Edit - They are being transfered correctly and are being showed in the correct directory by using ftp software. So I've no idea whats going wrong.


----------



## Skie (Mar 15, 2003)

If you're being hosted on a Linux server, then pay attention to the upper/lower casing of the filenames as well as the folder names. The URL http://www.example.com/test is completely different from the URL http://www.example.com/TEST which is completely different from the URL http://www.example.com/TeSt.

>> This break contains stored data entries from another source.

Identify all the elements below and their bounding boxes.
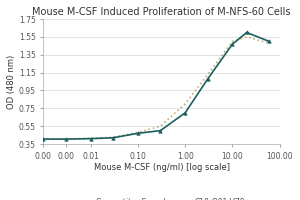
C10-O01-V79 <box>42 138 45 140</box>
C10-O01-V79 <box>159 129 162 132</box>
Competitor Sample <box>206 73 209 76</box>
Competitor Sample <box>111 136 115 139</box>
C10-O01-V79 <box>111 137 115 139</box>
Line: Competitor Sample: Competitor Sample <box>44 37 269 139</box>
C10-O01-V79 <box>183 112 187 114</box>
Competitor Sample <box>89 137 92 139</box>
C10-O01-V79 <box>89 137 92 140</box>
C10-O01-V79 <box>206 78 209 80</box>
Title: Mouse M-CSF Induced Proliferation of M-NFS-60 Cells: Mouse M-CSF Induced Proliferation of M-N… <box>32 7 291 17</box>
C10-O01-V79 <box>245 31 248 34</box>
Competitor Sample <box>136 131 140 134</box>
X-axis label: Mouse M-CSF (ng/ml) [log scale]: Mouse M-CSF (ng/ml) [log scale] <box>94 163 230 172</box>
Competitor Sample <box>268 42 271 44</box>
C10-O01-V79 <box>136 132 140 134</box>
C10-O01-V79 <box>64 138 68 140</box>
C10-O01-V79 <box>231 43 234 45</box>
Line: C10-O01-V79: C10-O01-V79 <box>42 31 271 141</box>
Competitor Sample <box>159 125 162 127</box>
Legend: Competitor Sample, C10-O01-V79: Competitor Sample, C10-O01-V79 <box>75 195 248 200</box>
Competitor Sample <box>42 138 45 140</box>
Competitor Sample <box>183 103 187 105</box>
Competitor Sample <box>245 36 248 38</box>
Competitor Sample <box>64 138 68 140</box>
C10-O01-V79 <box>268 40 271 43</box>
Competitor Sample <box>231 40 234 43</box>
Y-axis label: OD (480 nm): OD (480 nm) <box>7 54 16 109</box>
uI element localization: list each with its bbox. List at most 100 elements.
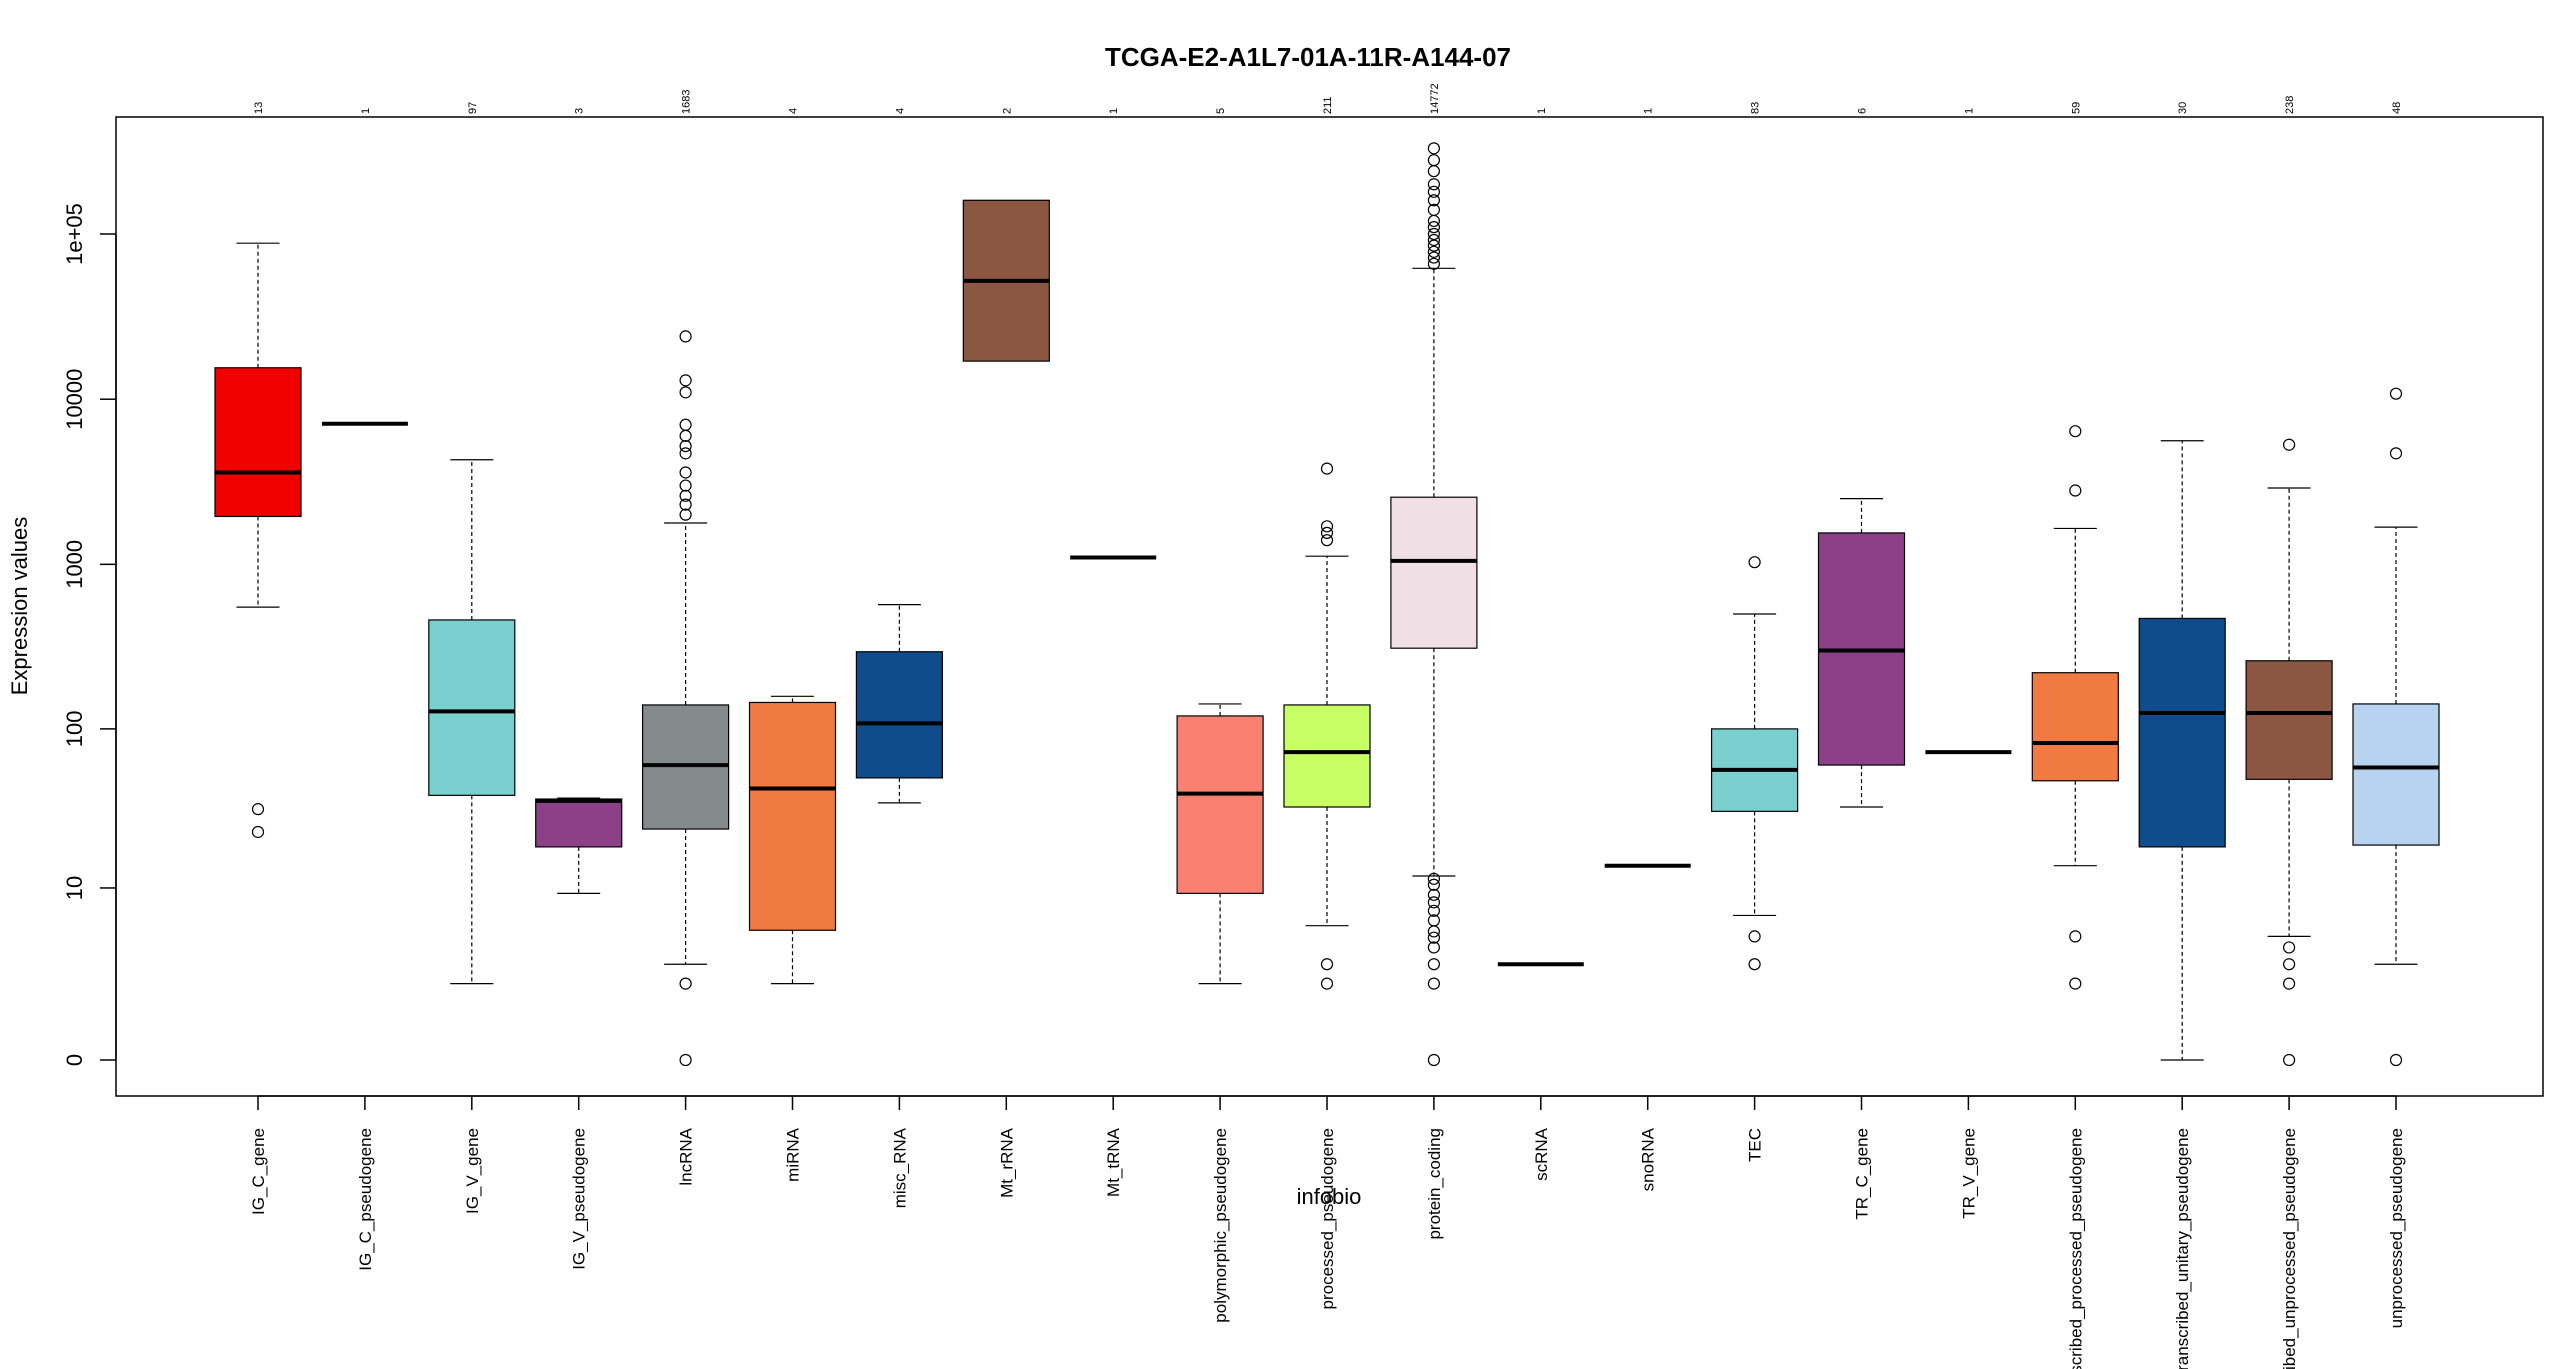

Also, make sure that the permissions are set properly (everyone needs to have Read access to the files and folders).


----------



## Volt-Schwibe (Jan 12, 2003)

Skie said:


> If you're being hosted on a Linux server, then pay attention to the upper/lower casing of the filenames as well as the folder names. The URL http://www.example.com/test is completely different from the URL http://www.example.com/TEST which is completely different from the URL http://www.example.com/TeSt.
> 
> Also, make sure that the permissions are set properly (everyone needs to have Read access to the files and folders).


i am so embarassed that i didn't mention that.


----------



## Skie (Mar 15, 2003)

Volt-Schwibe said:


> i am so embarassed that i didn't mention that.


Don't let it happen again. :4-thatsba 


:tongue:


----------